Malgrado i loro poteri sovrani, gli Stati avranno grandi difficoltà a mantenere le promesse del primo Summit della Terra, tenutosi a Rio de Janeiro nel 1992. Si trattava di associare, in nome dello sviluppo sostenibile, l’economia all’ecologia. Si cercava allora la pietra filosofale: una crescita economica senza crescita del consumo di energia fossile né aumento del consumo di risorse non rinnovabili.

Nel quadro delle risorse naturali – per non parlare dei problemi del riscaldamento climatico –, questa difficoltà di far convergere le esigenze economiche, sociali, di governo ed ecologiche è illustrata da un problema oggi fondamentale: la gestione – pubblica o privata – dell’acqua.

Nel dicembre 2021 la rivista Promotio Iustitiae (organo della Compagnia di Gesù per la giustizia sociale) ha avvertito i suoi lettori con il titolo: «Il grido dell’acqua e il grido dei poveri». Bisognerebbe dire piuttosto: il grido dell’acqua «è» il grido dei poveri, degli esclusi e degli emarginati.

Il nostro Pianeta è ricoperto d’acqua per tre quarti della sua superficie. Il 97,2% è l’acqua salata dei mari, alla quale si aggiunge l’acqua salata di alcune falde sotterranee.

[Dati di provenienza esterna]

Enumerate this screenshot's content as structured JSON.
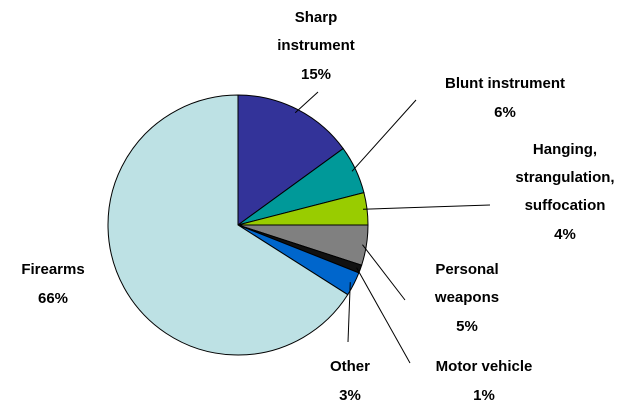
{
  "chart_data": {
    "type": "pie",
    "categories": [
      "Sharp instrument",
      "Blunt instrument",
      "Hanging, strangulation, suffocation",
      "Personal weapons",
      "Motor vehicle",
      "Other",
      "Firearms"
    ],
    "values": [
      15,
      6,
      4,
      5,
      1,
      3,
      66
    ],
    "value_labels": [
      "15%",
      "6%",
      "4%",
      "5%",
      "1%",
      "3%",
      "66%"
    ],
    "colors": [
      "#333399",
      "#009999",
      "#99cc00",
      "#808080",
      "#111111",
      "#0066cc",
      "#bde1e4"
    ]
  }
}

L’acqua dolce (2,8% del totale) si trova essenzialmente (2,1% del totale dell’acqua del globo) nei ghiacci dei poli Nord e Sud.

Rimane pertanto come acqua utilizzabile sulla terraferma solo uno 0,7% del totale, valutato tra 900.000 e 1.800.000 chilometri cubi, con cui rifornire tutti gli abitanti della Terra, le loro colture agricole (70% dell’acqua dolce consumata), l’industria (20%) e gli usi domestici (10%).

Sfortunatamente, l’acqua utilizzabile è distribuita molto male. Inoltre, la ricarica annuale delle falde acquifere è limitata a 12.000 chilometri cubi ogni anno, con una domanda che cresce dell’1% l’anno. Il che, a seconda della regione e degli scenari climatici, porterà entro il 2100 a un calo – tra i 50 centimetri e i 10 metri – del livello delle falde acquifere. La tendenza generale non è buona…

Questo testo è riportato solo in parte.